A total of 149 participants (mean age, 37 years; range, 18-63 years; 58% women) were recruited.

Seropositive infections had been mild with case definition, non-case definition and asymptomatic disease in 45 (61%), 18 (24%) and 11 (15%), respectively, with one person hospitalised (for two days).

Between seropositive and seronegative groups, there were no differences in cardiac structure (left ventricular volumes, mass, atrial area), function (ejection fraction, global longitudinal shortening and aortic distensibility), tissue characterisation (T1, T2, extracellular volume fraction mapping and late gadolinium enhancement) or biomarkers (troponin and N-terminal pro-B-type natriuretic peptide).

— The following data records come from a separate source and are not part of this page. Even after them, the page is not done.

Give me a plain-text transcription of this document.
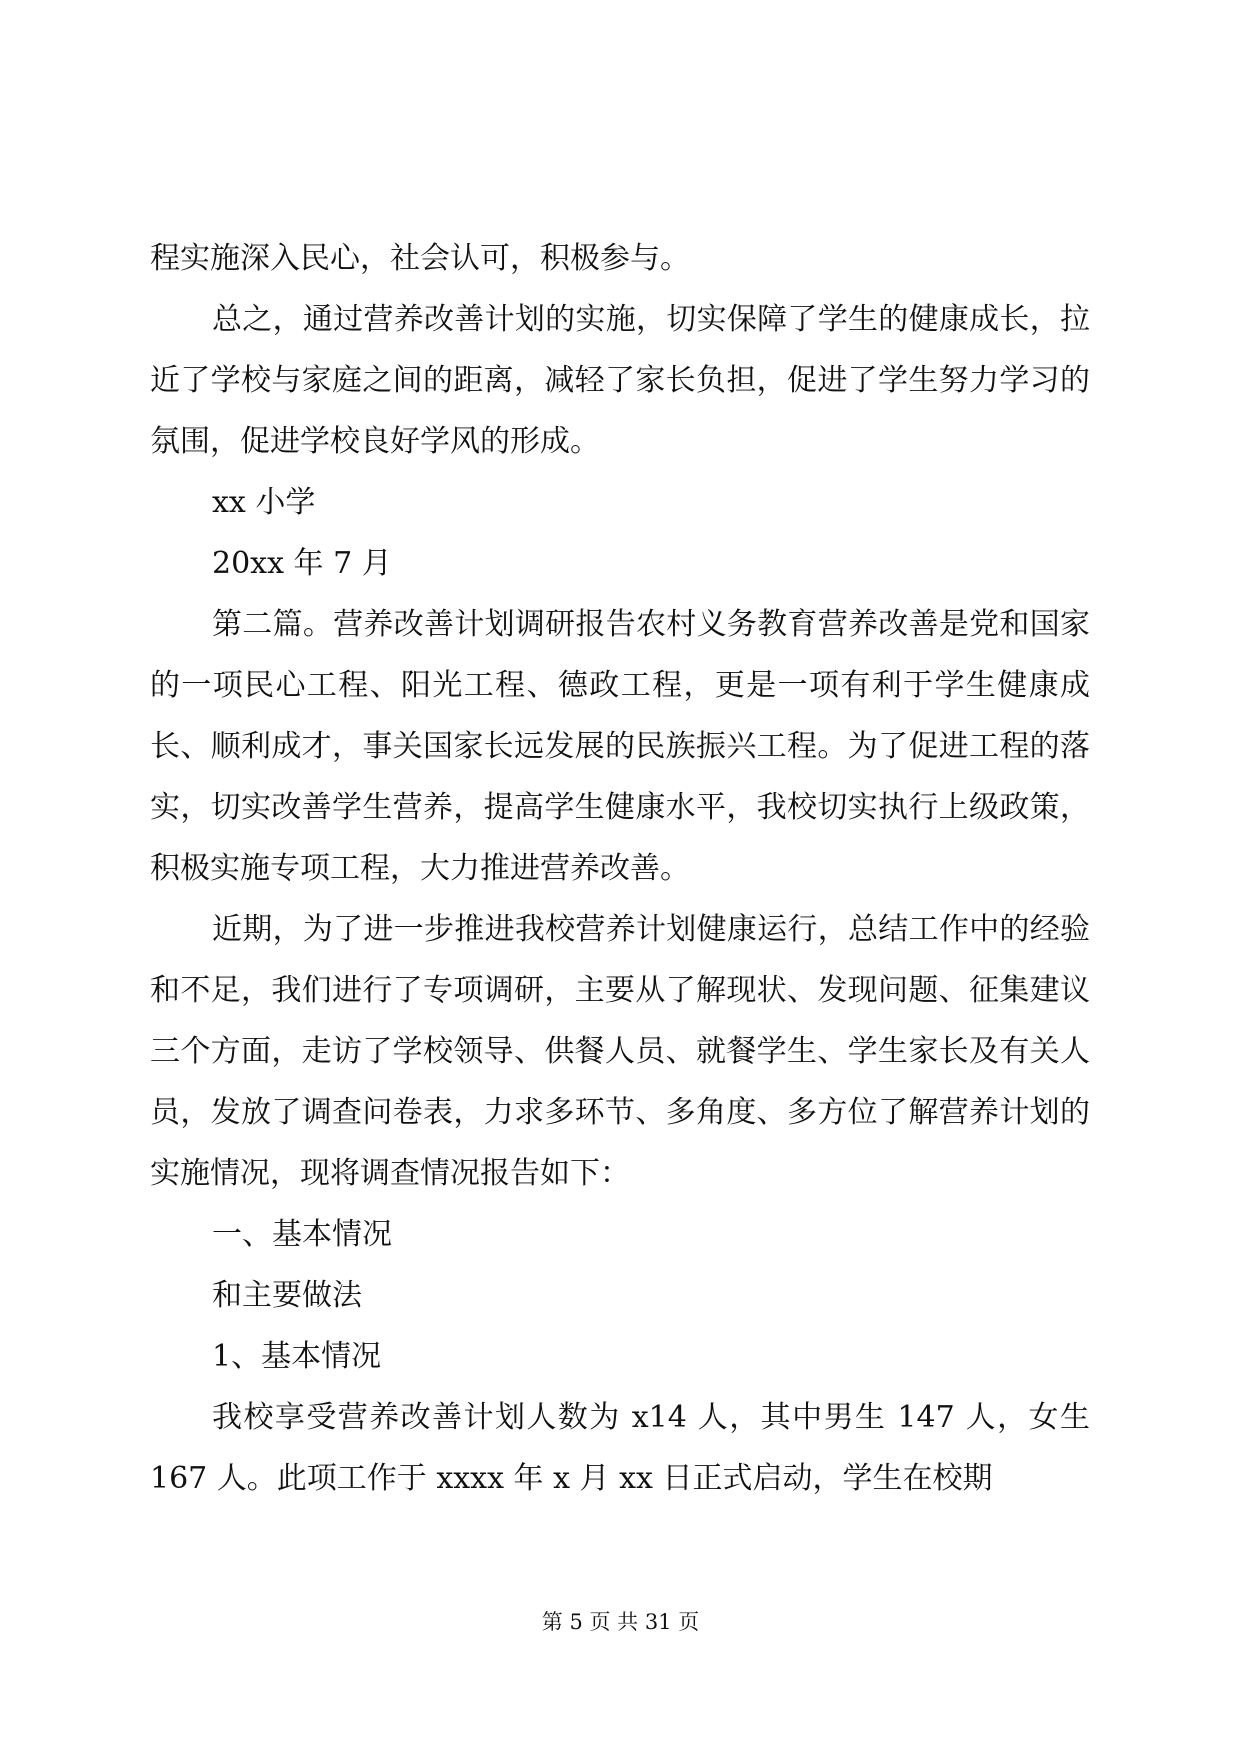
程实施深入民心，社会认可，积极参与。

总之，通过营养改善计划的实施，切实保障了学生的健康成长，拉近了学校与家庭之间的距离，减轻了家长负担，促进了学生努力学习的氛围，促进学校良好学风的形成。

xx 小学

20xx 年 7 月

第二篇。营养改善计划调研报告农村义务教育营养改善是党和国家的一项民心工程、阳光工程、德政工程，更是一项有利于学生健康成长、顺利成才，事关国家长远发展的民族振兴工程。为了促进工程的落实，切实改善学生营养，提高学生健康水平，我校切实执行上级政策，积极实施专项工程，大力推进营养改善。

近期，为了进一步推进我校营养计划健康运行，总结工作中的经验和不足，我们进行了专项调研，主要从了解现状、发现问题、征集建议三个方面，走访了学校领导、供餐人员、就餐学生、学生家长及有关人员，发放了调查问卷表，力求多环节、多角度、多方位了解营养计划的实施情况，现将调查情况报告如下：

一、基本情况

和主要做法

1、基本情况

我校享受营养改善计划人数为 x14 人，其中男生 147 人，女生 167 人。此项工作于 xxxx 年 x 月 xx 日正式启动，学生在校期

第 5 页 共 31 页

With abnormal defined by the 75 seronegatives (2 standard deviations from mean, e.g., ejection fraction <54%, septal T1 >1072 ms and septal T2 >52.4 ms), individuals had abnormalities including reduced ejection fraction (n=2, minimum 50%), T1 elevation (n=6), T2 elevation (n=9), late gadolinium enhancement (n=13, median 1%, max 5% of myocardium) and biomarker elevation (borderline troponin elevation in 4; all N-terminal pro-B-type natriuretic peptide normal). These were distributed equally between seropositive and seronegative individuals.

Presenting the findings in  JACC Cardiovascular Imaging , the authors said the results show screening in asymptomatic patients following non-hospitalised COVID-19 is not currently indicated.

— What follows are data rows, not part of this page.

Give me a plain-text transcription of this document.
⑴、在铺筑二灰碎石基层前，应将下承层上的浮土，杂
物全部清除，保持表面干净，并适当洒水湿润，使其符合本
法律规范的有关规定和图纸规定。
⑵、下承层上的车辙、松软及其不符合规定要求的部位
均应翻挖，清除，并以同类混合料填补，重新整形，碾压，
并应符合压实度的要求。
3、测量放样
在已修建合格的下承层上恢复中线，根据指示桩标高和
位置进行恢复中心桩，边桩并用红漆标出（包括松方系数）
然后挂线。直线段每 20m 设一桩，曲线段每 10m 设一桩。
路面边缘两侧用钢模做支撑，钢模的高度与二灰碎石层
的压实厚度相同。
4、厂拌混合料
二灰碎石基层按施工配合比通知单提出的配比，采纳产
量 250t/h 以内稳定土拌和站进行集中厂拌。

JACC Cardio Imaging. Published online May 8, 2021. Full text


Joy G, Artico J, Kurdi H, Seraphim A, Lau C, Thornton GD, Oliveira MF, Adam RD, Aziminia N, Menacho K, Chacko L, Brown JT, Patel RK, Shiwani H, Bhuva A, Augusto JB, Andiapen M, McKnight A, Noursadeghi M, Pierce I, Evain T, Captur G, Davies RH, Greenwood JP, Fontana IM, Kellman P, Schelbert EB, Treibel TA, Manisty C, Moon JC; for the COVIDsortium Investigators. Prospective Case-Control Study of Cardiovascular Abnormalities 6 Months Following Mild COVID-19 in Healthcare Workers. JACC Cardiovasc Imaging. 2021 May 8 [Epub ahead of print]. doi: 10.1016/j.jcmg.2021.04.011.